From: Sam Vilain (sam_at_vilain.net)
Date: Mon 24 Feb 2003 - 03:01:30 GMT
On Sat, 22 Feb 2003 22:39, DaveC wrote:
> >>EIP; c0123c30 <sys_release_ip_info+20/50>   <=====
>
> Trace; c011a9a8 <session_of_pgrp+48/70>
> Trace; c016f1f6 <tiocspgrp+66/90>
> Trace; c016f5e8 <tty_ioctl+258/370>
> Trace; c0147217 <sys_ioctl+217/230>
> Trace; c010883b <system_call+33/38>
> Code;  c0123c30 <sys_release_ip_info+20/50>
> 00000000 <_EIP>:
> Code;  c0123c30 <sys_release_ip_info+20/50>   <=====
>    0:   8b 01                     mov    (%ecx),%eax   <=====
> Code;  c0123c32 <sys_release_ip_info+22/50>
>    2:   48                        dec    %eax
> Code;  c0123c33 <sys_release_ip_info+23/50>
>    3:   85 c0                     test   %eax,%eax
Blast; I hadn't even tested chbind, just the sched functionality.

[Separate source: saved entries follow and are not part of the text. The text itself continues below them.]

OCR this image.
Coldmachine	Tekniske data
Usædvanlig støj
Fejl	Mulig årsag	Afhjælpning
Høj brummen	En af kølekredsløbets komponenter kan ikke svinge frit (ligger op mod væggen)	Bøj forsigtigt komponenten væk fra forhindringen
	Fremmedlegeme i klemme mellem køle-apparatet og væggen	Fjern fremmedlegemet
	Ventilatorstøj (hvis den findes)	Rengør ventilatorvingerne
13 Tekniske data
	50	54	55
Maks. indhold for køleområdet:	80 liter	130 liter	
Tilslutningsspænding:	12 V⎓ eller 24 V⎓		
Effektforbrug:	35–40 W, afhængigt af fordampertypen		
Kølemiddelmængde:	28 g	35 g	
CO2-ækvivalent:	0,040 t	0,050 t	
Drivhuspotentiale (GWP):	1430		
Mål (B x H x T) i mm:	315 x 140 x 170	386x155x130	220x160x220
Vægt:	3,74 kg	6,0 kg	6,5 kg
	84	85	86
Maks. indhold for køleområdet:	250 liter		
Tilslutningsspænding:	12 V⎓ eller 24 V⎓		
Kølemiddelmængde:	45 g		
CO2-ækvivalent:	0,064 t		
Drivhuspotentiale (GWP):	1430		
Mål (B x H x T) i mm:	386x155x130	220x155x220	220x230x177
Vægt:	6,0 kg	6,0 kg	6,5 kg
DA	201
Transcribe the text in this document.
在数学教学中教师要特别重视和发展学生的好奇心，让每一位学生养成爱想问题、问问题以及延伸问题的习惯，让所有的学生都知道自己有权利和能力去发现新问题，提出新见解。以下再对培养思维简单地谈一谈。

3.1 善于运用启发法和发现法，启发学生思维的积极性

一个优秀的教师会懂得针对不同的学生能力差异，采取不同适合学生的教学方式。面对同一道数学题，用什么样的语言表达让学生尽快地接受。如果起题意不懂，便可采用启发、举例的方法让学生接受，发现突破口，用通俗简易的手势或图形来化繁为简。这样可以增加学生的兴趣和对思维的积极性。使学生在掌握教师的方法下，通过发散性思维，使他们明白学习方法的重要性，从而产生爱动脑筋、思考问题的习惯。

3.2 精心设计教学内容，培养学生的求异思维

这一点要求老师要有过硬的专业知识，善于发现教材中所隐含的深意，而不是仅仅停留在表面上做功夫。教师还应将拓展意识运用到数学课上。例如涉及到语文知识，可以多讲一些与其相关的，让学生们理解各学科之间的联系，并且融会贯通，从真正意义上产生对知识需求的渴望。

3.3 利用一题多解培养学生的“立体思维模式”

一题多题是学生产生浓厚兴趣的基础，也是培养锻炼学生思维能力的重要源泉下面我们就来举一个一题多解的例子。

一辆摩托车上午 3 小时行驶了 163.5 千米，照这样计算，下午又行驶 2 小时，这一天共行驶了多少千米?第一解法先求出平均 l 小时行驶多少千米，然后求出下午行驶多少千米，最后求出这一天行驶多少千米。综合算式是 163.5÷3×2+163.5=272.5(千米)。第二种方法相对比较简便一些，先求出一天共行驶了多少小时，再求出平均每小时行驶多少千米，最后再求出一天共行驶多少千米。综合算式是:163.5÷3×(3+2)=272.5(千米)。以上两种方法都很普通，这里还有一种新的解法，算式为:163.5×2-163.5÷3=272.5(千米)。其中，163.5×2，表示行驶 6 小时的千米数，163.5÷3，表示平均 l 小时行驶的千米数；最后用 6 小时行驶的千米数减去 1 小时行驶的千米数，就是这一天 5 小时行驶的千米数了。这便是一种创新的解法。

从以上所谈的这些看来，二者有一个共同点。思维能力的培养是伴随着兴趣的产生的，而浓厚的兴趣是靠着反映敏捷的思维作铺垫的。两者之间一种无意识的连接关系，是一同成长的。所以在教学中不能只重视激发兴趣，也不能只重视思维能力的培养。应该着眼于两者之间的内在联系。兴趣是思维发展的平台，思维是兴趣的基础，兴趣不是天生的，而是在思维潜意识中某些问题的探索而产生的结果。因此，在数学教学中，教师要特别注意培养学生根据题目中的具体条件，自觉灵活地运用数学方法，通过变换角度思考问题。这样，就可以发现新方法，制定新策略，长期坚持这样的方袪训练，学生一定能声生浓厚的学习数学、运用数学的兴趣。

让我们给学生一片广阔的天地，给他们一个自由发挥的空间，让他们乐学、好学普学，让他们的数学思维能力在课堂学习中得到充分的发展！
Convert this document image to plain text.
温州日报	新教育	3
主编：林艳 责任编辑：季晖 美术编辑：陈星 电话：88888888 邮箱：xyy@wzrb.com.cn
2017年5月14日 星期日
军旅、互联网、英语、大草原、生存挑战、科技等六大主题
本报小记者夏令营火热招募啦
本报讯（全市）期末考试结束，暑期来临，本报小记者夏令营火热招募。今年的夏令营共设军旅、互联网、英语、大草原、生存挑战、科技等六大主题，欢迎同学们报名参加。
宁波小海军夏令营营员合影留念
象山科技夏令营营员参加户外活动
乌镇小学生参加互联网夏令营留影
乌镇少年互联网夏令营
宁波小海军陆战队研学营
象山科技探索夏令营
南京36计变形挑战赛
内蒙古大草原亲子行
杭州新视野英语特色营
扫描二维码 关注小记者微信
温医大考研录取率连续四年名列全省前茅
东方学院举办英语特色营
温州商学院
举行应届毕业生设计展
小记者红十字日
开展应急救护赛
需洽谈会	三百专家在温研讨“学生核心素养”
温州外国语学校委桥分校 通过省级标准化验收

However, this is still interesting.  The exception is happening in 
sys_release_ip_info, during the reference count decrement:
        if (ip_info != NULL){
                down_write (&uts_sem);
                ip_info->refcount--;      <==== here
                if (ip_info->refcount == 0){
                        // printk ("vfree s_info %d\n",p->pid);
                        vfree (ip_info);
                }
                up_write (&uts_sem);
        }
It appears that the ip_info structure has already been deallocated; which 
you would not expect until you had closed all the processes in that 
context.  There's a counter being decremented incorrectly somewhere...
However, my patch doesn't come near that code path at all, and this happens 
with or without --flag sched turned on.  IMHO there is a race condition 
here anyway; the semaphore is probably in a bad place.  But I'm having 
difficulty thinking how it got called twice in the first place.
Thanks for the report; I'll look into it and come back with a more fully 
tested patch.
-- Sam Vilain, sam_at_vilain.net"God is a comedian playing to an audience too afraid to laugh." - Voltaire -